No amount of corporate ‘policies’ will help the psychological damage for the compromising partner. No ambitious person likes having to compromise their career. Even partners who are not ambitious will resent the compromises to their lifestyle. These could include moving to a country where they don’t have the language; moving house and moving the kids to a new school; leaving behind friends and family connected to place; and – often – joining a milieu where everyone is living an itinerant life. I know that lifestyle. I don’t know many that have liked it. Companies create the problem by making job offers but it’s not their fault and there’s little they can do to solve it.
If the tension in the relationship is not resolved it will eventually break. In my case it took 11 years for a decision in 1989, not properly discussed, to lead eventually to a separation in 2000.
Discussing the impact of dual careers ‘properly’ is very difficult. If one partner is excited about the opportunities of a new job it is very difficult for the other partner to say ‘I don’t want to go’. And it is very easy in the excitement of a new job not to pick up on the signals that your partner might not want to go if they don’t say so directly. Naturally the couple should ‘talk about it’ but we don’t all live in a Hollywood movie. In my own case, the reason we didn’t talk properly is because I received a great job offer while my girlfriend (now my wife) was working in Ireland enjoying a great opportunity that had arisen for her. Even if you do get the chance to talk it through, the tension would not disappear, it just switches partners as one person is faced with the decision to give up on a plumb job because their partner is reluctant to move.
The first and most important step towards managing dual careers is therefore to admit to each other how much it sucks, how difficult it is, and how much compromise is involved. The second step is finding a compromise that both partners can live with.
Solutions to these problems do exist. One solution is the ‘It will only be temporary’ compromise where the new job is taken up on the promise that it will be for a fixed period of time after which, either the compromising partner’s career will then take precedence and move wherever that takes you, or you will move back home. Be wary of the temporary compromise. In my own case, a move to work in England that was supposed to last 2-4 years lasted 25 years.
The most common compromise is the ‘long-distance commute’. In this, the partner with the great new opportunity takes the job but has to put up with living away from home midweek and commuting long distances at the weekends. This avoids the other partner having to compromise their career. In my case, I spent 12 years commuting back and forth to jobs in England from my home in Scotland. My brother-in-law has an even crazier commute. He works in Brussels and lives in Scotland. At one point, he spent a year in Puerto Rico, and for some of this time he bravely attempted to commute weekly from Scotland to Puerto Rico. They had tried the ‘It will only be temporary’ compromise but my sister was back home with the kids after 2 years.

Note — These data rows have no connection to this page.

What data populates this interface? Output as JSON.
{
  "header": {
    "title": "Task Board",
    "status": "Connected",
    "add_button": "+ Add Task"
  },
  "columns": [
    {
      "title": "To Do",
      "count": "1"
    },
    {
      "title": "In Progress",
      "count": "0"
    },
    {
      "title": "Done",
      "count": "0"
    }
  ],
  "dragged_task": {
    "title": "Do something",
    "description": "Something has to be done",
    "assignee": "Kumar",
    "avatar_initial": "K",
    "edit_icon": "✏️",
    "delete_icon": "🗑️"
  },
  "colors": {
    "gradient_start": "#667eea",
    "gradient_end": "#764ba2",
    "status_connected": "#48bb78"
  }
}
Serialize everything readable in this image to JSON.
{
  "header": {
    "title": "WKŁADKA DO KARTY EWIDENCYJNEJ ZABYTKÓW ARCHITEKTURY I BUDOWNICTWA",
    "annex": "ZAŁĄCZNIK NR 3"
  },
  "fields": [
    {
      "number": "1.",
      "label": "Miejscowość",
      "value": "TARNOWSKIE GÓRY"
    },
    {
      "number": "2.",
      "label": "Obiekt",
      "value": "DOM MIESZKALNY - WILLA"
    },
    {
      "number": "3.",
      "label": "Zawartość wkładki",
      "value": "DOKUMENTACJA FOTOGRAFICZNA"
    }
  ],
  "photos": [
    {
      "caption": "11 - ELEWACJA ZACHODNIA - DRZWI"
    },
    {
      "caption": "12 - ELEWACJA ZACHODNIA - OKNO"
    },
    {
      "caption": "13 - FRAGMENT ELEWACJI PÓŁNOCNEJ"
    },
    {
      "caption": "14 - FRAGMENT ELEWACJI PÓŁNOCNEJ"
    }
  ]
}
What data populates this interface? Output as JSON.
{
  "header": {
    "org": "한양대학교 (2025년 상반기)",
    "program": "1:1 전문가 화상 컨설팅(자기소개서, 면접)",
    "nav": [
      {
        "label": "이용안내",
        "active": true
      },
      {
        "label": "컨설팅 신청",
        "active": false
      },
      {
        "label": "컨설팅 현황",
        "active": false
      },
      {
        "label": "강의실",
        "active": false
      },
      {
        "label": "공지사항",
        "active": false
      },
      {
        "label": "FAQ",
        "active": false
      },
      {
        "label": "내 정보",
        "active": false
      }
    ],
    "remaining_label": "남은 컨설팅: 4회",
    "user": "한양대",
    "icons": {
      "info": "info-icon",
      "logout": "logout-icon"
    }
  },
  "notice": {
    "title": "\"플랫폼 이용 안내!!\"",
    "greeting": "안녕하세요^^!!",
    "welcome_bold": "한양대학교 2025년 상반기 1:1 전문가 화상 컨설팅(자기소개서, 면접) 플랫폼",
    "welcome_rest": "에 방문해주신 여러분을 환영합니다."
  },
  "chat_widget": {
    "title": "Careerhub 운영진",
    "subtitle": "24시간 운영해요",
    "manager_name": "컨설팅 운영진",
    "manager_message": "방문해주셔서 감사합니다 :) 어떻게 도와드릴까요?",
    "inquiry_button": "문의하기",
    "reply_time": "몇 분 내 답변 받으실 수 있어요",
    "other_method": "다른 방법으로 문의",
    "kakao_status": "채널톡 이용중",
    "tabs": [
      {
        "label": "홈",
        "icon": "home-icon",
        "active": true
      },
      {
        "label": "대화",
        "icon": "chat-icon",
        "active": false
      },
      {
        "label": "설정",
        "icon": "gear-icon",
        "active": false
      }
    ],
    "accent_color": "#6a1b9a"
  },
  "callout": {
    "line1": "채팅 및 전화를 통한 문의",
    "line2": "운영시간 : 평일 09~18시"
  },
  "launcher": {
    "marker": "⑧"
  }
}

The downside of the long-distance commute is loneliness. Living by yourself in hotels and apartments is not much fun. Travelling is tiring and mildly stressing and expensive. It also introduces a new sort of tension in relationships that are conducted over the phone mid-week and then have a week’s worth of living squeezed into a weekend. If you have a busy weekend planned it means there is no time available for personal correspondence and admin. And all of this is before you have to put up with the travel delays that happen all the time, especially over the summer months. Notwithstanding how difficult the long-term commute, it is a sustainable way of managing the tension. In my case living like this was preferable to the alternative: divorce.
In my family there is myself and two sisters. In all three of our relationships, one partner is involved in a long-distance commute. It’s the modern world.